Converter In-Rush Thermistors etc, UPDATE -4

I've read the thread up to here, and thought it might help to make some brief comments about the NTC resistance and its effect on the charging of a capacitor bank. It's been posted here that a charged capacitor has energy stored equal to 1/2 CV**2. It's also been posted that the thermistor needs to dissipate energy of 1/2 CV**2. Both are correct. The total energy required to charge a capacitor through a resistor (the resistor is the thermistor in our case) is CV**2 (not 1/2 CV**2). Half of that CV**2 energy is dissipated in the resistor/thermistor, and half gets through and is stored in the capacitor.

It doesn't matter how much resistance you are charging the capacitor through - the total energy lost due to that resistance (energy dissipated in that resistance) will be the same.

However, the resistance does have a great effect on the power dissipated, i.e., on the rate at which the 1/2 CV**2 energy is dissipated. The energy dissipated in the resistor appears as heat.
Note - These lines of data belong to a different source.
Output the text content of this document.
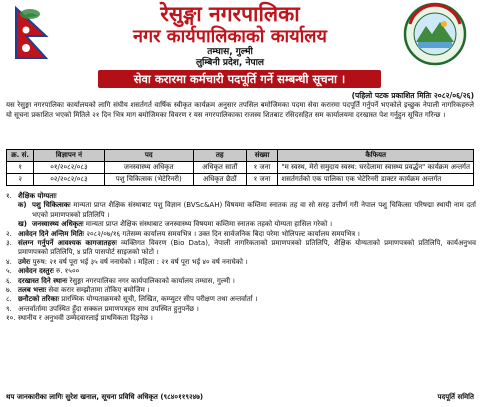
रेसुङ्गा नगरपालिका
नगर कार्यपालिकाको कार्यालय
तम्घास, गुल्मी
लुम्बिनी प्रदेश, नेपाल
सेवा करारमा कर्मचारी पदपूर्ति गर्ने सम्बन्धी सूचना ।
(पहिलो पटक प्रकाशित मितिः २०८२/०६/२६)
यस रेसुङ्गा नगरपालिका कार्यालयको लागि संघीय शसर्तगर्त वार्षिक स्वीकृत कार्यक्रम अनुसार तपसिल बमोजिमका पदमा सेवा करारमा पदपूर्ति गर्नुपर्ने भएकोले इच्छुक नेपाली नागरिकहरुले यो सूचना प्रकाशित भएको मितिले २१ दिन भित्र माग बमोजिमका विवरण र यस नगरपालिकाका राजस्व शितबाट रसिदसहित सम कार्यालयमा दरखास्त पेश गर्नुहुन सूचित गरिन्छ ।
क्र. सं.	विज्ञापन नं	पद	तह	संख्या	कैफियत
१	०१/२०८२/०८३	जनस्वास्थ्य अधिकृत	अधिकृत सातौं	१ जना	"म स्वस्थ, मेरो समुदाय स्वस्थ: घरदेलामा स्वास्थ्य प्रवर्द्धन" कार्यक्रम अन्तर्गत
२	०२/२०८२/०८३	पशु चिकित्सक (भेटेरिनरी)	अधिकृत छैठौं	१ जना	शसर्तगर्तको एक पालिका एक भेटेरिनरी डाक्टर कार्यक्रम अन्तर्गत
१. शैक्षिक योग्यताः
क) पशु चिकित्सकः मान्यता प्राप्त शैक्षिक संस्थाबाट पशु विज्ञान (BVSc&AH) विषयमा कम्तिमा स्नातक तह वा सो सरह उत्तीर्ण गरी नेपाल पशु चिकित्सा परिषद्मा स्थायी नाम दर्ता भएको प्रमाणपत्रको प्रतिलिपि ।
ख) जनस्वास्थ्य अधिकृतः मान्यता प्राप्त शैक्षिक संस्थाबाट जनस्वास्थ्य विषयमा कम्तिमा स्नातक तहको योग्यता हासिल गरेको ।
२. आवेदन दिने अन्तिम मितिः २०८२/०७/१६ गतेसम्म कार्यालय समयभित्र । उक्त दिन सार्वजनिक बिदा परेमा भोलिपल्ट कार्यालय समयभित्र ।
३. संलग्न गर्नुपर्ने आवश्यक कागजातहरुः व्यक्तिगत विवरण (Bio Data), नेपाली नागरिकताको प्रमाणपत्रको प्रतिलिपि, शैक्षिक योग्यताको प्रमाणपत्रको प्रतिलिपि, कार्यअनुभव प्रमाणपत्रको प्रतिलिपि, ४ प्रति पासपोर्ट साइजको फोटो ।
४. उमेरः पुरुष: २१ वर्ष पूरा भई ३५ वर्ष ननाघेको । महिला : २१ वर्ष पूरा भई ४० वर्ष ननाघेको ।
५. आवेदन दस्तुरः रु. १५००
६. दरखास्त दिने स्थानः रेसुङ्गा नगरपालिका नगर कार्यपालिकाको कार्यालय तम्घास, गुल्मी ।
७. तलब भत्ताः सेवा करार सम्झौतामा तोकिए बमोजिम ।
८. छनौटको तरिकाः प्रारम्भिक योग्यताक्रमको सूची, लिखित, कम्प्युटर सीप परीक्षण तथा अन्तर्वार्ता ।
९. अन्तर्वार्तामा उपस्थित हुँदा सक्कल प्रमाणपत्रहरु साथ उपस्थित हुनुपर्नेछ ।
१०. स्थानीय र अनुभवी उम्मेदवारलाई प्राथमिकता दिइनेछ ।
थप जानकारीका लागिः सुरेश खनाल, सूचना प्रविधि अधिकृत (९८४०११९२४७)	पदपूर्ति समिति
The heat is transferred to the surroundings. As the resistance of the thermistor goes up, the current goes down and the capacitor charges more slowly. The same amount of energy is dissipated in the resistor, but it gets dissipated more slowly, and the resistor/thermistor has longer to transfer its heat to the surroundings, so it doesn't get as hot. That's why the resistance calculations produce a "minimum" resistance. If you use more resistance, you just slow things down - decreasing the maximum inrush current and allowing more time for heat to be dissipated. If you go below the minimum, you risk damaging the thermistor as the energy is dissipated too quickly for the device to rid itself of that heat without damage.